Я отодвинул тарелку в сторону и взял сигарету. Я давно не курил — экономил деньги для игры.
— На меня нашел колер весной тридцать девятого года, — сказал Шварц. — После пяти лет эмиграции. Где вы были осенью тридцать восьмого?
— В Париже.
— Я тоже. К тому времени я уже был сломлен… Наступило время Мюнхена. Агония страха. Я еще автоматически прятался и защищался, но сил у меня уже не было. Наступит война, придут немцы и возьмут меня. От судьбы не уйдешь. Так я решил и примирился с этим.
Я кивнул.
— Это было время самоубийства. Странно, когда немцы спустя полтора года действительно пришли, самоубийств стало меньше.
— Потом был заключен Мюнхенский пакт, — продолжал Шварц. — Осенью тридцать восьмого многие почувствовали себя так, будто им вновь подарили жизнь. Наступило время страшного легкомыслия. В тот год в Париже второй раз зацвели каштаны. Я дошел до того, что ощутил себя человеком, и за это, конечно, пришлось поплатиться. Меня схватили и посадили на четыре недели за неоднократный въезд в страну без разрешения. Затем началась старая игра: под Базелем меня выставили за границу; швейцарцы отослали меня обратно. Французы в другом месте опять выгнали… Вы знаете эту шахматную игру, в которой фигурами служат люди?..

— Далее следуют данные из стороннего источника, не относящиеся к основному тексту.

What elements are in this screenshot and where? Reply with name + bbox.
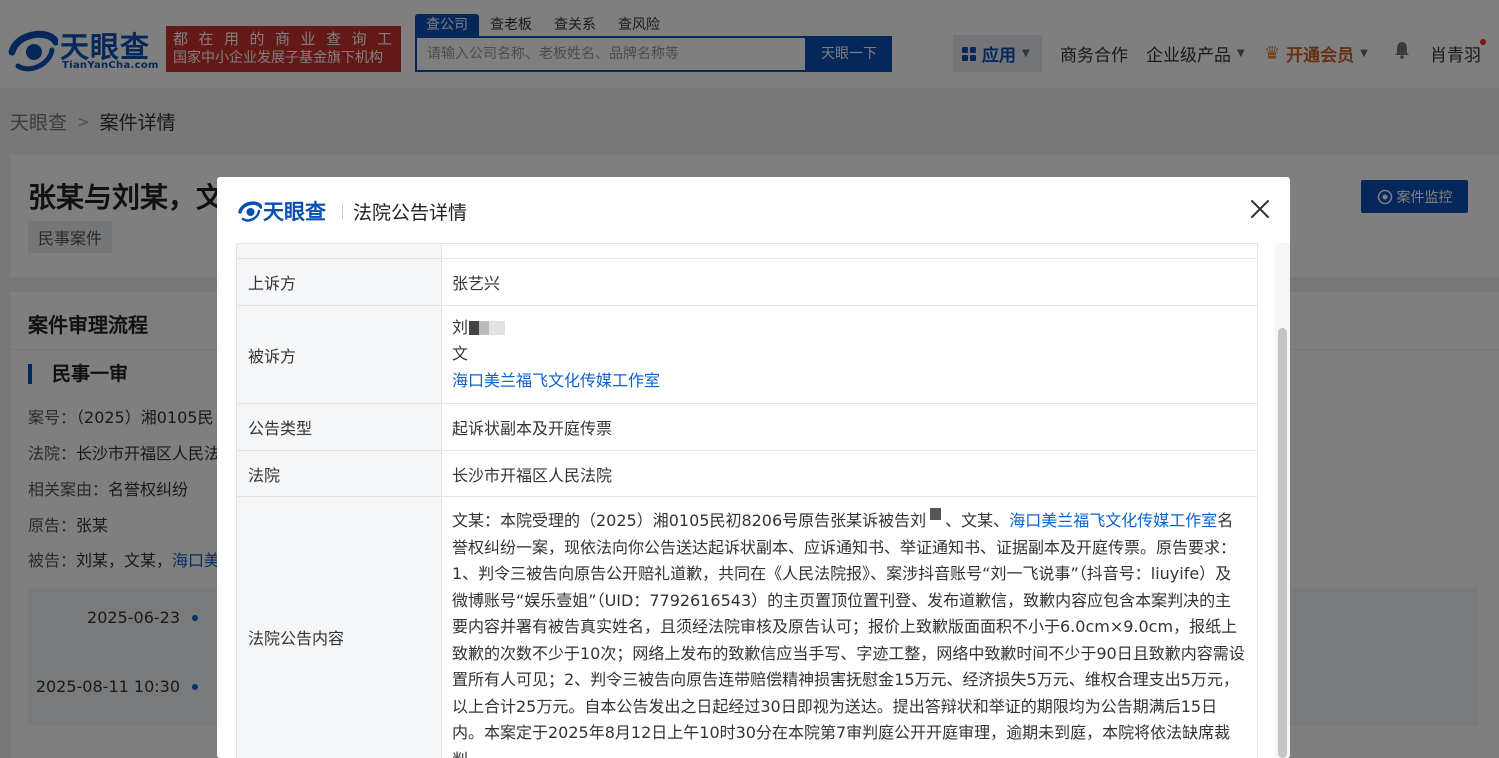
table-row-respondent: 被诉方 刘 文 海口美兰福飞文化传媒工作室 <box>236 305 1258 404</box>
court-label: 法院 <box>236 450 442 497</box>
header-divider <box>342 203 343 219</box>
respondent-3-link[interactable]: 海口美兰福飞文化传媒工作室 <box>452 368 1247 395</box>
masked-name <box>469 321 506 336</box>
content-value: 文某：本院受理的（2025）湘0105民初8206号原告张某诉被告刘 、文某、海口… <box>441 496 1258 758</box>
table-cell-value <box>441 243 1258 259</box>
table-row-appellant: 上诉方 张艺兴 <box>236 258 1258 306</box>
court-notice-modal: 天眼查 法院公告详情 上诉方 张艺兴 被诉方 刘 文 海口美兰福飞文化传媒工作室 <box>217 177 1290 758</box>
modal-body[interactable]: 上诉方 张艺兴 被诉方 刘 文 海口美兰福飞文化传媒工作室 公告类型 起诉状副本… <box>236 243 1276 758</box>
table-row-type: 公告类型 起诉状副本及开庭传票 <box>236 403 1258 451</box>
respondent-label: 被诉方 <box>236 305 442 404</box>
table-cell-key <box>236 243 442 259</box>
content-company-link[interactable]: 海口美兰福飞文化传媒工作室 <box>1009 511 1217 530</box>
type-label: 公告类型 <box>236 403 442 451</box>
notice-content-text: 文某：本院受理的（2025）湘0105民初8206号原告张某诉被告刘 、文某、海口… <box>452 497 1247 758</box>
tianyancha-eye-icon <box>238 201 262 222</box>
modal-title: 法院公告详情 <box>353 202 468 224</box>
respondent-1: 刘 <box>452 315 1247 342</box>
modal-header: 天眼查 法院公告详情 <box>217 177 1290 243</box>
content-label: 法院公告内容 <box>236 496 442 758</box>
appellant-label: 上诉方 <box>236 258 442 306</box>
notice-detail-table: 上诉方 张艺兴 被诉方 刘 文 海口美兰福飞文化传媒工作室 公告类型 起诉状副本… <box>236 243 1258 758</box>
scrollbar-thumb[interactable] <box>1278 328 1287 758</box>
masked-name <box>930 508 942 520</box>
modal-logo: 天眼查 <box>238 198 326 224</box>
table-row <box>236 243 1258 259</box>
type-value: 起诉状副本及开庭传票 <box>441 403 1258 451</box>
scrollbar[interactable] <box>1275 243 1290 758</box>
close-icon[interactable] <box>1248 197 1272 221</box>
court-value: 长沙市开福区人民法院 <box>441 450 1258 497</box>
appellant-value: 张艺兴 <box>441 258 1258 306</box>
table-row-content: 法院公告内容 文某：本院受理的（2025）湘0105民初8206号原告张某诉被告… <box>236 496 1258 758</box>
respondent-2: 文 <box>452 344 469 364</box>
table-row-court: 法院 长沙市开福区人民法院 <box>236 450 1258 497</box>
respondent-value: 刘 文 海口美兰福飞文化传媒工作室 <box>441 305 1258 404</box>
modal-logo-text: 天眼查 <box>263 200 326 224</box>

— Знаю. Зимой это не шутка. Самые лучшие тюрьмы, между прочим, в Швейцарии. Тепло, как в гостинице.
Я снова принялся за еду. В неприятных воспоминаниях есть одна хорошая сторона: они убеждают человека в том, что он теперь счастлив, даже если секунду назад он в это не верил. Счастье — такое относительное понятие! Кто это постиг, редко чувствует себя совершенно несчастным. Я был счастлив даже в швейцарских тюрьмах, и только потому, что они были не немецкие.
Сейчас передо мной сидел человек, уверяющий, что он был счастлив; а в это самое время у него где-то в Лиссабоне, в затхлой комнате, стоял дощатый гроб…

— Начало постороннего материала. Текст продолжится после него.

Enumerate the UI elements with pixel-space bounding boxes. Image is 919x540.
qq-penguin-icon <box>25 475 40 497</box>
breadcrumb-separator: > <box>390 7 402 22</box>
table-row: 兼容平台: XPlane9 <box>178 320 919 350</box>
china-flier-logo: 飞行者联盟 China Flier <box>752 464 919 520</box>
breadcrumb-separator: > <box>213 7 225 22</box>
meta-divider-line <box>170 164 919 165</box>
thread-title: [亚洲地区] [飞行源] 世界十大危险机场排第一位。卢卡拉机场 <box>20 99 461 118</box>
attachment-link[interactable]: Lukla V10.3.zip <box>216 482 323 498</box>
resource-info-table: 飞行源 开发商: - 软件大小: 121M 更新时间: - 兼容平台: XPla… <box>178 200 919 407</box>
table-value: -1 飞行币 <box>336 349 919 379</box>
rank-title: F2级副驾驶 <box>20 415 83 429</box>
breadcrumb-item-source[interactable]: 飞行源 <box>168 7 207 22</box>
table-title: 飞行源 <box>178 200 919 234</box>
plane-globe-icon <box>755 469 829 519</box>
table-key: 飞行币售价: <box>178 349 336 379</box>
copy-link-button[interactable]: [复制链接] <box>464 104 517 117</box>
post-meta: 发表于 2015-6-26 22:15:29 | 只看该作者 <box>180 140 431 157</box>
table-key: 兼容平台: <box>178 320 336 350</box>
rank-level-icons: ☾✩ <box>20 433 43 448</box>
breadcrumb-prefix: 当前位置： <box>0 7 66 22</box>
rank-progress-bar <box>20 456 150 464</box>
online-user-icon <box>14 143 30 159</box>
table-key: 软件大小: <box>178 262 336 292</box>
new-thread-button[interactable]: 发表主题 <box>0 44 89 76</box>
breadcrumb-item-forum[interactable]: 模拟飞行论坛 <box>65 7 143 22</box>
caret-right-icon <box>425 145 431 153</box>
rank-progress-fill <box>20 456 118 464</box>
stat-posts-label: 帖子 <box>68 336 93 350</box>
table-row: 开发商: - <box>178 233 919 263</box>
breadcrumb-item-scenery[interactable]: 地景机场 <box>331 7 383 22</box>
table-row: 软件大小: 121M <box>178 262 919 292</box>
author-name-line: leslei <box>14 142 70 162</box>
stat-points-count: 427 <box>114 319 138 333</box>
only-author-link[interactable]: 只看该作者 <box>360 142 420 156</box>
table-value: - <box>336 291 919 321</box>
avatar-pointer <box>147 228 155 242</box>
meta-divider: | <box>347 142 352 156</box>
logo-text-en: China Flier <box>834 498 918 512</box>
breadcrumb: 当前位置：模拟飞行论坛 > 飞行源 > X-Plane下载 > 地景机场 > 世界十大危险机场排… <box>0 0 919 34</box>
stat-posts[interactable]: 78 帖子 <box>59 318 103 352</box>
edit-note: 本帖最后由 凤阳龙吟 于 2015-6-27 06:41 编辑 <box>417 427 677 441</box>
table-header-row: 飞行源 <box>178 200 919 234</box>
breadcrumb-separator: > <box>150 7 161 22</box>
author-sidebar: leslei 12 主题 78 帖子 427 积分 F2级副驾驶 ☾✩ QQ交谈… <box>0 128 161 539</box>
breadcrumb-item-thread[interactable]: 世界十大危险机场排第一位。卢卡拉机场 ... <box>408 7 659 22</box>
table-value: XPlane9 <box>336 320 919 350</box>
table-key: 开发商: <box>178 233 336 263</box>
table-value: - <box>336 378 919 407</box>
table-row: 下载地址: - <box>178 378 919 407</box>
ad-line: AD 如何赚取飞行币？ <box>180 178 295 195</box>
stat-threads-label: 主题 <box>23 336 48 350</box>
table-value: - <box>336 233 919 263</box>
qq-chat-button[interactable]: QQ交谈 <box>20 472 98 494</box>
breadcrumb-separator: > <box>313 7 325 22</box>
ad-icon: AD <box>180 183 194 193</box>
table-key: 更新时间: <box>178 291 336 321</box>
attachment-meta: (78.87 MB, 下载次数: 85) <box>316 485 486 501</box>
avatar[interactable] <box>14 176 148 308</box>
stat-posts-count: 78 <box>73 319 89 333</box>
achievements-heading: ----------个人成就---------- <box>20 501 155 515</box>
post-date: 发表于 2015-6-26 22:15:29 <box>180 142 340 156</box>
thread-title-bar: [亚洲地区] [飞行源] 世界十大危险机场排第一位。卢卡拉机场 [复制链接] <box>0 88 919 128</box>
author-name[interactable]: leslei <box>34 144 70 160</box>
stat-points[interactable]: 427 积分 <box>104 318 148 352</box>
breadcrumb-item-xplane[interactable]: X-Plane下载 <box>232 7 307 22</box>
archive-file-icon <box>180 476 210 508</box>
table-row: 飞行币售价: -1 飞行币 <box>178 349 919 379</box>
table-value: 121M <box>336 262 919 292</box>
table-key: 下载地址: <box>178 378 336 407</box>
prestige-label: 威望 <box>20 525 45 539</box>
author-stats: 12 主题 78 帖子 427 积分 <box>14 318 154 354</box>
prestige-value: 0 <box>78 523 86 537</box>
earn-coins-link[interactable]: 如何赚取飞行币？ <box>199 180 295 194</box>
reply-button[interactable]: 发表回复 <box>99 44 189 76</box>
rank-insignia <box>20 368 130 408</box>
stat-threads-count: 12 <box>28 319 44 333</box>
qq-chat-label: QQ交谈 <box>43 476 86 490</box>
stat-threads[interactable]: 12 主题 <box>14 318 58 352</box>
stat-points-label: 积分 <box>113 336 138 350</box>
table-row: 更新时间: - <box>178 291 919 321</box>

— В последний раз, отпуская, мне пригрозили, что если я попадусь без документов еще раз, меня вышлют в Германию, — продолжал Шварц. — Это была только угроза, но она напугала меня. Я невольно стал думать, что мне делать, если это и в самом деле случится. По ночам мне снилось, будто я уже там и за мной охотятся эсэсовцы. Сны стали повторяться так часто, что я уже боялся ложиться спать. Вам это знакомо?
— Я мог бы написать об этом докторскую диссертацию, — ответил я. — Печально, но факт.
— Однажды ночью мне приснилось, что я в Оснабрюке, где жил когда-то и где осталась моя жена. Будто я стою в ее комнате и вижу ее, худую и бледную. Она больна, по щекам ее текут слезы. Я проснулся с тяжелым сердцем. Более пяти лет я не видел ее и ничего о ней не слышал. Я никогда не писал ей, опасаясь, что за ней следят. Перед моим бегством она пообещала мне подать заявление о разводе. Это избавило бы ее от многих неприятностей. Некоторое время я был уверен, что она так и сделала.
Шварц замолчал. Я не спрашивал, почему он бежал из Германии. Причин хватало, и ни одну из них нельзя было назвать интересной — они были несправедливы. Никогда не интересно быть жертвой. Он мог быть евреем или принадлежать к политической партии, враждебной нынешнему режиму. У него могли оказаться враги, ставшие влиятельными. Существовали десятки причин, по которым в Германии можно было погибнуть или оказаться в концентрационном лагере.
— Мне удалось опять попасть в Париж, — снова заговорил Шварц. — Но сны меня не оставляли. Они возвращались снова и снова. К этому времени успели развеяться все иллюзии Мюнхенского соглашения. К весне стало ясно, что война неизбежна. Запах ее стоял в воздухе, как запах пожара, который чувствуешь раньше, чем увидишь зарево. И только международная дипломатия беспомощно закрывала глаза и предавалась приятным снам — о втором или о третьем Мюнхене — о чем угодно, только не о войне. Никогда не было такой веры в чудо, как в наше время, чуждое всяким чудесам.
— Иногда они все-таки бывают, — возразил я. — Иначе нас давно не было бы на свете.